Really, what more could you ask for?

Dark Shadows


Dark Shadows has all the elements of a solid horror-comedy: a classic vampire, a vampy villain, ghosts, and werewolves.  However, it never quite comes together.  Its hero is a genuine monster, making it hard to root for him.  Its villain has clear motivations that make no sense, its plot is muddled, and its climax says “to heck with it” and departs even from the rules of its own fantasy world.

And on and on and on.

One gets the feeling that some producer decided to exploit his or her rights to a nominally familiar horror franchise, called Tim Burton, and handed him a sack of cash.  Burton did his thing, complete with a real live Corpse Bride, but the movie spent too much time in production and not enough time in the word processor.

Ah, well.

My Fair Lady


My Fair Lady combines a fairly risible story (once you think about it) with one catchy production number after another.

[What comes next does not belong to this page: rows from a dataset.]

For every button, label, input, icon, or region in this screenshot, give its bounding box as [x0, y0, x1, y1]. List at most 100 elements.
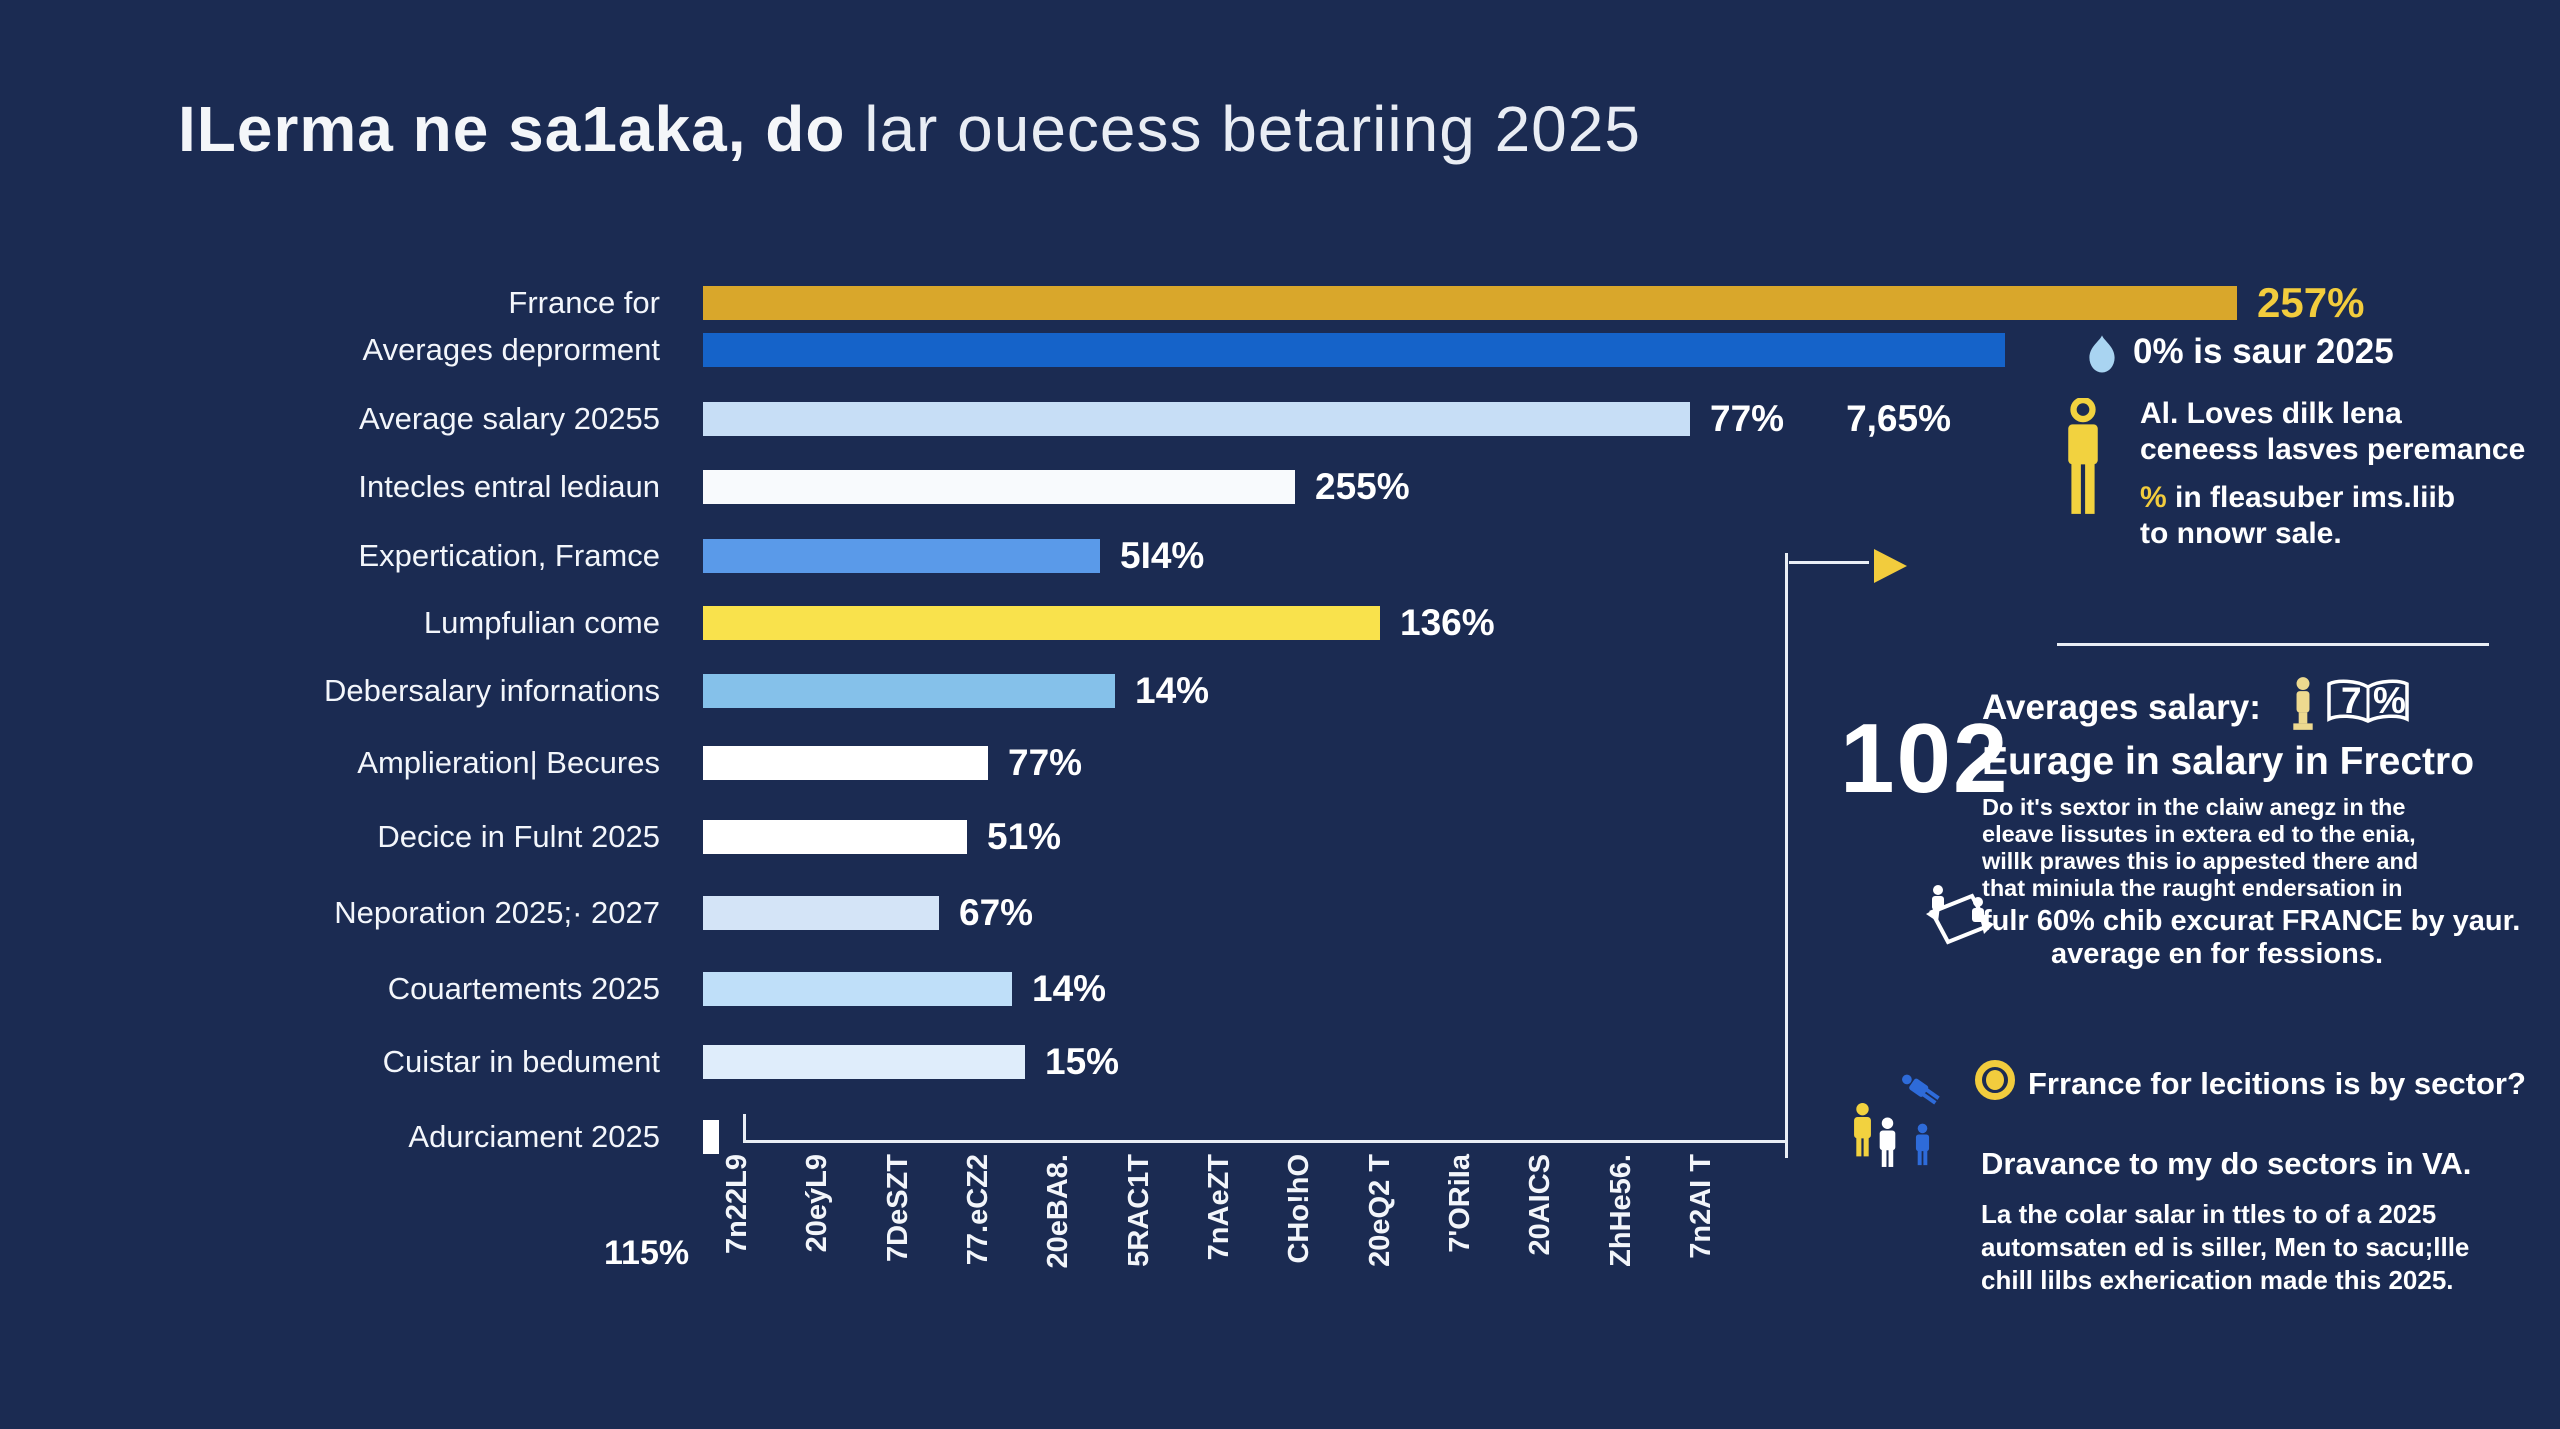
salary-subheading: Eurage in salary in Frectro [1982, 740, 2475, 783]
body-line: willk prawes this io appested there and [1982, 848, 2419, 874]
percent-icon: % [2140, 481, 2167, 514]
sector-question: Frrance for lecitions is by sector? [2028, 1066, 2526, 1101]
bar-label: Decice in Fulnt 2025 [377, 819, 660, 854]
salary-heading: Averages salary: [1982, 688, 2261, 727]
panel-connector-line [1789, 561, 1869, 564]
body-line: Do it's sextor in the claiw anegz in the [1982, 794, 2406, 820]
bar [703, 972, 1012, 1006]
badge-value-left: 7 [2341, 680, 2362, 721]
bar [703, 746, 988, 780]
bar-value: 14% [1032, 968, 1107, 1009]
table-row: Couartements 2025 14% [0, 968, 1106, 1009]
table-row: Frrance for 257% [0, 279, 2364, 326]
open-book-icon [2327, 679, 2409, 723]
table-row: Decice in Fulnt 2025 51% [0, 816, 1061, 857]
bar-label: Average salary 20255 [358, 401, 660, 436]
person-icon-white [1875, 1106, 1900, 1180]
droplet-icon [2089, 335, 2115, 373]
person-icon-yellow [1849, 1083, 1876, 1178]
table-row: Neporation 2025;· 2027 67% [0, 892, 1033, 933]
stat-top: 0% is saur 2025 [2133, 332, 2394, 371]
statue-person-icon [2293, 677, 2313, 730]
body-line: eleave lissutes in extera ed to the enia… [1982, 821, 2416, 847]
x-tick-label: 20AICS [1524, 1154, 1556, 1256]
bar-value: 5I4% [1120, 535, 1205, 576]
sector-body-line: chill lilbs exherication made this 2025. [1981, 1265, 2454, 1295]
table-row: Intecles entral lediaun 255% [0, 466, 1409, 507]
bar [703, 470, 1295, 504]
bar [703, 896, 939, 930]
x-tick-label: 7n22L9 [721, 1154, 753, 1254]
bar-value: 67% [959, 892, 1034, 933]
bar-label: Intecles entral lediaun [358, 469, 660, 504]
x-tick-label: 20eQ2 T [1364, 1154, 1396, 1267]
person-icon [2068, 398, 2098, 514]
note-line: % in fleasuber ims.liib [2140, 481, 2456, 514]
big-number: 102 [1840, 703, 2010, 813]
note-line: Al. Loves dilk lena [2140, 397, 2402, 430]
book-badge-icon: 7 % [2325, 678, 2411, 730]
bar [703, 1045, 1025, 1079]
x-tick-label: 7n2AI T [1685, 1154, 1717, 1259]
bar-secondary-value: 7,65% [1846, 398, 1951, 439]
x-tick-label: CHo!hO [1283, 1154, 1315, 1264]
bar [703, 606, 1380, 640]
axis-left-tick [743, 1114, 746, 1143]
body-line: that miniula the raught endersation in [1982, 875, 2403, 901]
table-row: Expertication, Framce 5I4% [0, 535, 1205, 576]
panel-body: Do it's sextor in the claiw anegz in the… [1982, 794, 2520, 970]
table-row: Cuistar in bedument 15% [0, 1041, 1120, 1082]
bar-label: Neporation 2025;· 2027 [334, 895, 660, 930]
table-row: Adurciament 2025 [0, 1119, 739, 1154]
bar-label: Couartements 2025 [387, 971, 660, 1006]
x-tick-label: 20eýL9 [801, 1154, 833, 1253]
axis-line [743, 1140, 1788, 1143]
target-icon [1975, 1060, 2015, 1100]
badge-value-right: % [2373, 680, 2406, 721]
x-tick-label: 7DeSZT [882, 1154, 914, 1262]
bar-label: Amplieration| Becures [357, 745, 660, 780]
bar-label: Adurciament 2025 [408, 1119, 660, 1154]
bar [703, 402, 1690, 436]
x-tick-label: ZhHe56. [1605, 1154, 1637, 1267]
bar-label: Lumpfulian come [423, 605, 660, 640]
target-dot [1986, 1070, 2004, 1090]
bar-label: Frrance for [508, 285, 660, 320]
bar [703, 674, 1115, 708]
x-tick-label: 7nAeZT [1203, 1154, 1235, 1261]
bar-value: 77% [1710, 398, 1785, 439]
bar-label: Expertication, Framce [358, 538, 661, 573]
table-row: Average salary 20255 77% 7,65% [0, 398, 1951, 439]
bar-value: 15% [1045, 1041, 1120, 1082]
bar-value: 14% [1135, 670, 1210, 711]
bar [703, 820, 967, 854]
bar-value: 77% [1008, 742, 1083, 783]
bar-label: Cuistar in bedument [382, 1044, 660, 1079]
bar-value: 51% [987, 816, 1062, 857]
panel-divider [2057, 643, 2489, 646]
bar-label: Averages deprorment [362, 332, 660, 367]
bar [703, 333, 2005, 367]
note-line: ceneess lasves peremance [2140, 433, 2526, 466]
sector-body: La the colar salar in ttles to of a 2025… [1981, 1198, 2469, 1297]
body-last-line: average en for fessions. [2050, 938, 2384, 970]
sector-body-line: automsaten ed is siller, Men to sacu;lll… [1981, 1232, 2470, 1262]
title-bold: ILerma ne sa1aka, do [178, 93, 846, 165]
note-block-1: Al. Loves dilk lena ceneess lasves perem… [2140, 396, 2525, 468]
exchange-people-icon [1926, 885, 1994, 945]
table-row: Averages deprorment [0, 332, 2025, 367]
bar-value: 257% [2257, 279, 2365, 326]
table-row: Debersalary infornations 14% [0, 670, 1209, 711]
note-block-2: % in fleasuber ims.liib to nnowr sale. [2140, 480, 2455, 552]
panel-vertical-line [1785, 553, 1788, 1158]
bar [703, 539, 1100, 573]
bar-value: 255% [1315, 466, 1410, 507]
table-row: Lumpfulian come 136% [0, 602, 1495, 643]
bar [703, 286, 2237, 320]
sector-line: Dravance to my do sectors in VA. [1981, 1146, 2472, 1181]
baseline-label: 115% [604, 1234, 690, 1272]
page-title: ILerma ne sa1aka, do lar ouecess betarii… [178, 92, 1641, 166]
table-row: Amplieration| Becures 77% [0, 742, 1082, 783]
x-tick-label: 7'ORiIa [1444, 1154, 1476, 1253]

I like catchy production numbers.  I’m still humming “Ascot Opening Day.”  I’ll watch this any time it comes on.

The World’s End


The World’s End is lovely.  While hampered by a rocky first act, the picture gets to swinging once the world actually begins to end.  It’s funny, it’s heartfelt, and it’s a winner.

Much Ado About Nothing


Meh.  There ain’t no Beatrice and Benedick like Emma Thompson and Kenneth Branagh’s Beatrice and Benedick.

The Heroic Trio


Oh, what an abomination.  Stupidly plotted, poorly choreographed, badly shot, and amateurishly dubbed, The Heroic Trio is a sad waste of the talents of Maggie Cheung, Michelle Yeoh, and Anita Mui.  Give it a pass.